18 Ekim 2008 Cumartesi günü Ferhan Şensoy‘ un oynadığı “Fernâme” oyununu Ortaoyuncular Sahnesi‘ nde izledim.
Uzun zamandır Ferhan Şensoy’ un bir oyununa gitmek istiyordum. Bir hafta önce 35 YTL vererek 1. sıra, 5 numaralı koltuk biletimi aldım. Bilet parasının sadece nakit ödenebilmesi ve satılan biletin iade edilememesi durumuna dikkat edilmesi gerekir.
Oyunun başlamasına 5 dakika kala Halep pasajına girip, Ortaoyuncular Sahnesi’ ne vardım. Salonu ilk kez gördüğüm için etrafa meraklı gözlerle bakıyordum. Salonun mimari yapısı çok hoşuma gitti.
Oyuna başlarken cep telefonlarının kapatılması gerektiği yada kapatmazsak başımıza neler gelebileceğini bildiren, esprili dilli bir anons duyduk. Tabii ki anonsu yapan Ferhan Şensoy’ un kendisiydi.
Anons bitti ve perde açıldı. Bu, Ferhan Şensoy’ u ilk görüşümdü. Elindeki trompetini çalarak oyuna başladı. Oyun iki perdelik ve süresi yaklaşık 2.5 saat.
1. perde Ferhan Şensoy’ un toplum, siyaset, teknolojinin insan hayatındaki etkileri gibi bir çok alandaki sorunları esprili bir dille getirdiği konuşmasıyla geçti.
2. perdede, Ferhan Şensoy’ un kaçamak diye nitelediği sinemayla olan ilişkisini dinledik. Oynadığı 7 filmden esprili bir dille bahsederken, gözlerinin nemli olması dikkatimi çekti. Eski anılarını bize anlatırken tahminim; eski, güzel anılarının aklına gelip duygulandığıydı. Beş yaşındayken, babasına ait sinema salonunda filmleri nasıl izlediğini anlatırken, duygulandığını görmemek imkansızdı. Tiyatro oyunculuğundan aldığı zevki, sinema oyunculuğundan almadığını söylemesiyle, O’ nun sinemayla pek de iyi olmayan ilişkisinin, kendisinde çok fazla rahatsızlık yaratmadığını düşünebiliriz. Kendisinin yazdığı “Afitap’ ın Kocası İstanbul” eserinin sinema filmi olarak çekmek istediğini öğrendik.
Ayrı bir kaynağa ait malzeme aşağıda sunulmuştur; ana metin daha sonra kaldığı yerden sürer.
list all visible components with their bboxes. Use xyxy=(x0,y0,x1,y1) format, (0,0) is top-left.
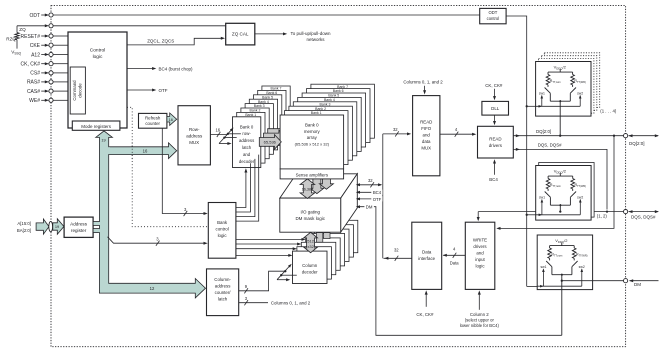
svg-text:address: address xyxy=(186,134,203,139)
terminal at border y=81.9 xyxy=(49,80,53,84)
svg-text:Data: Data xyxy=(450,261,460,266)
svg-text:12: 12 xyxy=(150,286,155,291)
svg-text:decode: decode xyxy=(77,83,82,98)
terminal at border y=72.9 xyxy=(49,71,53,75)
wire OTF output xyxy=(127,89,154,91)
svg-text:counter/: counter/ xyxy=(215,290,232,295)
svg-text:decoder: decoder xyxy=(239,159,255,164)
svg-text:DQ[2:0]: DQ[2:0] xyxy=(536,129,551,134)
bus 4 READ FIFO to READ drivers xyxy=(440,133,474,135)
svg-text:Address: Address xyxy=(70,221,88,226)
wire dotted over teal buses xyxy=(131,143,133,160)
wire bank control to latch stack verticals xyxy=(236,170,246,208)
svg-text:drivers: drivers xyxy=(489,143,503,148)
block Refresh counter xyxy=(139,113,167,128)
wire RAS# stub xyxy=(41,81,46,83)
wire address trunk to bank control 3 xyxy=(108,237,206,243)
svg-text:WE#: WE# xyxy=(29,98,40,104)
wire DQ read line xyxy=(513,135,623,137)
svg-text:interface: interface xyxy=(418,256,435,261)
svg-text:CK, CK#: CK, CK# xyxy=(21,62,41,68)
svg-text:(x32): (x32) xyxy=(306,244,316,249)
wire ZQCL ZQCS to ZQ CAL xyxy=(127,38,223,45)
svg-text:and: and xyxy=(243,152,251,157)
wire refresh counter to bank control 3 xyxy=(162,128,205,213)
wire ODT control into DQS network xyxy=(526,214,528,216)
bus vertical trunk with 19 arrow up and 12 arrow right xyxy=(96,131,206,298)
ODT network DQ xyxy=(536,62,591,117)
svg-text:RZQ: RZQ xyxy=(6,37,16,42)
wire OTF into I/O gating xyxy=(357,198,383,200)
svg-text:Bank 0: Bank 0 xyxy=(240,124,254,129)
wire DM pad line xyxy=(562,280,624,282)
svg-text:OTF: OTF xyxy=(159,88,168,93)
wire ZQ stub xyxy=(17,25,47,27)
svg-text:Mode registers: Mode registers xyxy=(81,124,112,129)
svg-text:MUX: MUX xyxy=(421,145,431,150)
block Column-address counter latch xyxy=(207,269,239,316)
svg-text:19: 19 xyxy=(101,137,105,142)
svg-text:lower nibble for BC4): lower nibble for BC4) xyxy=(460,323,500,328)
block DLL xyxy=(482,101,509,115)
svg-text:Bank 0: Bank 0 xyxy=(305,122,319,127)
svg-text:Bank 6: Bank 6 xyxy=(333,89,344,93)
svg-text:array: array xyxy=(307,135,318,140)
bus 16384 sliver arrows xyxy=(310,174,324,194)
wire CS# to control logic xyxy=(53,72,68,74)
svg-text:Bank 2: Bank 2 xyxy=(315,107,326,111)
wire dotted control to bank control logic xyxy=(127,107,208,226)
bus 32 I/O gating bidirectional xyxy=(357,184,381,186)
svg-text:32: 32 xyxy=(393,127,398,132)
svg-text:A[15:0]: A[15:0] xyxy=(17,221,31,226)
svg-text:MUX: MUX xyxy=(189,140,199,145)
svg-text:READ: READ xyxy=(489,137,501,142)
svg-text:32: 32 xyxy=(394,248,399,253)
ODT network DM xyxy=(537,235,592,290)
svg-text:ODT: ODT xyxy=(488,10,497,15)
wire ODT control into DQ network xyxy=(526,105,528,107)
svg-text:Refresh: Refresh xyxy=(145,115,161,120)
svg-text:logic: logic xyxy=(93,54,103,60)
ODT network DQ dashed stack xyxy=(544,53,599,108)
wire ODT control into DM network xyxy=(527,285,538,287)
svg-text:BC4: BC4 xyxy=(373,190,382,195)
svg-text:Data: Data xyxy=(422,250,432,255)
terminal DM xyxy=(624,279,628,283)
bus 19 into address register xyxy=(53,219,64,235)
svg-text:ZQ: ZQ xyxy=(19,27,26,32)
block bank row-address latch and memory array stacks xyxy=(262,86,290,137)
svg-text:RESET#: RESET# xyxy=(21,34,41,40)
svg-text:(65,536 x 512 x 32): (65,536 x 512 x 32) xyxy=(295,142,330,147)
svg-text:DM: DM xyxy=(634,282,641,287)
terminal at border y=45.2 xyxy=(49,43,53,47)
svg-text:CKE: CKE xyxy=(30,43,41,49)
bus 512 sliver stubs xyxy=(316,233,322,243)
wire RESET# stub xyxy=(41,35,46,37)
bus 65536 latch to array xyxy=(259,135,281,150)
bus address register to trunk stubs xyxy=(93,222,100,226)
svg-text:memory: memory xyxy=(304,129,321,134)
terminal at border y=36.0 xyxy=(49,34,53,38)
block READ FIFO and data MUX xyxy=(413,96,440,176)
svg-text:READ: READ xyxy=(420,119,432,124)
wire BC4 burst chop output xyxy=(127,68,154,70)
wire WE# stub xyxy=(41,99,46,101)
svg-text:CK, CK#: CK, CK# xyxy=(416,312,434,317)
svg-text:control: control xyxy=(487,16,500,21)
wire RAS# to control logic xyxy=(53,81,68,83)
wire RESET# to control logic xyxy=(53,35,68,37)
terminal at border y=63.7 xyxy=(49,62,53,66)
svg-text:sw1: sw1 xyxy=(539,91,545,95)
svg-text:DQ[2:0]: DQ[2:0] xyxy=(629,141,645,146)
svg-text:DLL: DLL xyxy=(491,106,500,111)
svg-text:Command: Command xyxy=(72,80,77,101)
wire DQ ODT tap xyxy=(559,100,561,136)
wire 9 to column decoder fan xyxy=(239,271,286,291)
block Address register xyxy=(64,217,93,237)
wire DQS ODT tap xyxy=(559,204,561,212)
svg-text:Control: Control xyxy=(90,47,105,53)
block Control logic xyxy=(68,32,127,128)
svg-text:CS#: CS# xyxy=(30,71,40,77)
wire ZQ CAL output xyxy=(255,33,285,35)
svg-text:logic: logic xyxy=(475,264,485,269)
wire CK, CK# to control logic xyxy=(53,63,68,65)
wire DM into I/O gating xyxy=(357,207,562,336)
block I/O gating DM mask logic xyxy=(280,174,358,198)
svg-text:19: 19 xyxy=(55,224,59,229)
ODT network DQS stack xyxy=(539,163,594,218)
wire A12 stub xyxy=(41,54,46,56)
svg-text:16: 16 xyxy=(143,148,148,153)
svg-text:Bank 3: Bank 3 xyxy=(254,104,265,108)
svg-text:Columns 0, 1, and 2: Columns 0, 1, and 2 xyxy=(403,79,443,84)
wire CK, CK# stub xyxy=(41,63,46,65)
terminal address bus xyxy=(49,221,53,231)
block Mode registers xyxy=(72,121,120,130)
block Column decoder bank 0 xyxy=(293,251,328,283)
svg-text:Sense amplifiers: Sense amplifiers xyxy=(296,172,329,177)
svg-text:row-: row- xyxy=(242,131,251,136)
wire BC4 into I/O gating xyxy=(357,191,383,193)
svg-text:Column-: Column- xyxy=(214,277,231,282)
wire column 2 into WRITE drivers xyxy=(478,293,480,310)
svg-text:register: register xyxy=(71,228,87,233)
svg-text:RAS#: RAS# xyxy=(27,80,40,86)
svg-text:To pull-up/pull-down: To pull-up/pull-down xyxy=(291,31,332,36)
block ZQ CAL xyxy=(226,23,255,45)
wire DQS pad line to WRITE drivers xyxy=(478,211,623,213)
svg-text:sw2: sw2 xyxy=(577,195,583,199)
block WRITE drivers and input logic xyxy=(465,222,495,289)
bus 16 refresh counter to MUX xyxy=(167,113,177,125)
svg-text:WRITE: WRITE xyxy=(473,238,487,243)
block Bank 0 row-address latch and decoder xyxy=(233,117,261,168)
wire ZQ down to RZQ xyxy=(16,26,18,33)
svg-text:DQS, DQS#: DQS, DQS# xyxy=(538,143,562,148)
svg-text:Column: Column xyxy=(302,263,318,268)
svg-text:Column 2: Column 2 xyxy=(470,312,489,317)
svg-text:FIFO: FIFO xyxy=(421,126,432,131)
svg-text:decoder: decoder xyxy=(302,270,318,275)
svg-text:A12: A12 xyxy=(31,52,40,58)
wire DQS read line xyxy=(513,149,607,209)
block Column decoder bank stack xyxy=(323,220,358,252)
terminal DQ xyxy=(624,134,628,138)
svg-text:sw2: sw2 xyxy=(579,265,585,269)
wire ODT to ODT control xyxy=(53,14,480,16)
svg-text:networks: networks xyxy=(306,37,325,42)
wire ODT stub xyxy=(41,14,46,16)
svg-text:counter: counter xyxy=(145,121,160,126)
terminal DQS xyxy=(624,210,628,214)
wire WE# to control logic xyxy=(53,99,68,101)
wire DM ODT tap down to DM mask line xyxy=(561,274,563,336)
svg-text:latch: latch xyxy=(218,297,228,302)
svg-text:DM: DM xyxy=(366,205,373,210)
wire CK into data interface xyxy=(425,293,427,307)
svg-text:sw1: sw1 xyxy=(540,265,546,269)
wire DLL to READ drivers xyxy=(494,115,496,123)
block Row-address MUX xyxy=(178,106,210,165)
wire CAS# stub xyxy=(41,90,46,92)
terminal at border y=91.1 xyxy=(49,89,53,93)
wire ZQ to ZQ CAL xyxy=(53,25,226,27)
svg-text:65,536: 65,536 xyxy=(264,140,277,145)
block READ drivers xyxy=(478,126,514,158)
block Data interface xyxy=(412,222,442,289)
svg-text:and: and xyxy=(476,251,484,256)
svg-text:DM mask logic: DM mask logic xyxy=(295,216,325,221)
bus 32 to data interface xyxy=(384,257,412,259)
svg-text:16: 16 xyxy=(215,128,220,133)
terminal at border y=15.0 xyxy=(49,13,53,17)
svg-text:I/O gating: I/O gating xyxy=(300,209,320,214)
block Bank control logic xyxy=(208,203,236,259)
svg-text:16: 16 xyxy=(169,117,173,122)
svg-text:ZQCL, ZQCS: ZQCL, ZQCS xyxy=(147,39,174,44)
wire 3 columns 012 stub xyxy=(239,302,268,304)
svg-text:CAS#: CAS# xyxy=(27,89,40,95)
svg-text:BA[2:0]: BA[2:0] xyxy=(17,228,31,233)
bus 32 vertical read-write xyxy=(382,134,384,258)
wire BC4 into READ drivers xyxy=(494,162,496,175)
svg-text:BC4: BC4 xyxy=(489,177,498,182)
svg-text:512: 512 xyxy=(307,239,314,244)
svg-text:address: address xyxy=(239,138,254,143)
wire CAS# to control logic xyxy=(53,90,68,92)
bus 4 data WRITE drivers to data interface xyxy=(443,254,465,256)
svg-text:32: 32 xyxy=(368,178,373,183)
wire CKE to control logic xyxy=(53,44,68,46)
wire A12 to control logic xyxy=(53,54,68,56)
svg-text:CK, CK#: CK, CK# xyxy=(485,83,503,88)
block Command decode xyxy=(70,67,85,114)
svg-text:sw2: sw2 xyxy=(577,91,583,95)
bus 512 x32 I/O gating to column decoder xyxy=(304,232,318,252)
svg-text:Bank 4: Bank 4 xyxy=(324,98,335,102)
svg-text:data: data xyxy=(422,139,431,144)
svg-text:control: control xyxy=(216,226,229,231)
block Sense amplifiers xyxy=(280,169,344,179)
svg-text:latch: latch xyxy=(242,145,252,150)
svg-text:sw1: sw1 xyxy=(539,195,545,199)
bus 32 to READ FIFO xyxy=(383,133,409,135)
wire CS# stub xyxy=(41,72,46,74)
svg-text:address: address xyxy=(215,284,231,289)
bus 16 row MUX to bank latches fan xyxy=(210,133,227,135)
svg-text:OTF: OTF xyxy=(373,197,382,202)
svg-text:and: and xyxy=(423,132,431,137)
wire RZQ to VSSQ xyxy=(16,40,18,49)
wire DQ write branch to WRITE drivers xyxy=(498,136,615,229)
svg-text:(1 . . . 4): (1 . . . 4) xyxy=(600,109,617,114)
svg-text:Bank 5: Bank 5 xyxy=(328,94,339,98)
svg-text:(1, 2): (1, 2) xyxy=(597,213,608,218)
svg-text:drivers: drivers xyxy=(473,244,487,249)
wire CK into DLL xyxy=(494,89,496,98)
svg-text:16,384: 16,384 xyxy=(302,188,314,192)
svg-text:ZQ CAL: ZQ CAL xyxy=(232,32,249,37)
block ODT control xyxy=(480,8,506,23)
wire CKE stub xyxy=(41,44,46,46)
ODT network DQS xyxy=(536,166,591,221)
svg-text:BC4 (burst chop): BC4 (burst chop) xyxy=(159,66,194,71)
block Bank 0 memory array xyxy=(280,115,344,169)
resistor RZQ xyxy=(15,33,19,40)
svg-text:Row-: Row- xyxy=(189,127,200,132)
terminal at border y=54.5 xyxy=(49,52,53,56)
svg-text:ODT: ODT xyxy=(29,13,40,19)
svg-text:logic: logic xyxy=(218,233,228,238)
svg-text:Columns 0, 1, and 2: Columns 0, 1, and 2 xyxy=(271,301,311,306)
wire ODT control output down right side xyxy=(506,16,527,286)
svg-text:DQS, DQS#: DQS, DQS# xyxy=(631,215,656,220)
svg-text:Bank: Bank xyxy=(217,220,228,225)
bus 16 to row-address MUX xyxy=(108,143,177,159)
svg-text:(select upper or: (select upper or xyxy=(465,318,495,323)
terminal at border y=25.8 xyxy=(49,24,53,28)
terminal at border y=100.3 xyxy=(49,98,53,102)
wire bank control to column decoders xyxy=(236,238,303,240)
bus 16384 sense amps to I/O gating xyxy=(300,179,315,199)
svg-text:input: input xyxy=(475,257,485,262)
Oyunda belden aşağı espriler, küfürler vardı. Çok sık olarak kelime oyunlarına başvurdu. Örneğin internet yerine interflu gibi… Bu durum, izleyicide, biraz işin kolayına kaçıyor gibi bir duygu uyandırsa da, oyun süresinin 2.5 saat olması ve Ferhan Şensoy’ un neredeyse durmaksızın konuşması dolayısıyla, böyle basit esprilerin olmasını normal karşılıyorum. Oyunda böyle basit esprilerden sayıca daha çok, zekice ve üzerinde daha çok düşünülmüş esprilerin olması oyunu keyifli kılıyor.
Oyunda seyircilerle birebir temasa geçmesi, onlarla sohbet etmesi kendisine duyduğu güvenden kaynaklanıyor.
Fernâme aslında Ferhan Şensoy’ un bir yangınnâmesi, bir şikayetnâmesi gibiydi. Oyun 190. kez sahnelendi. Her defasında kendisini yenileyen bu oyunu seyretmekte fayda vardır diye düşünüyorum. Tahminim odur ki; Ferhan Şensoy yaşadıkça, sahnede ayakta kalabildiği sürece bu oyunu sahneleyecektir.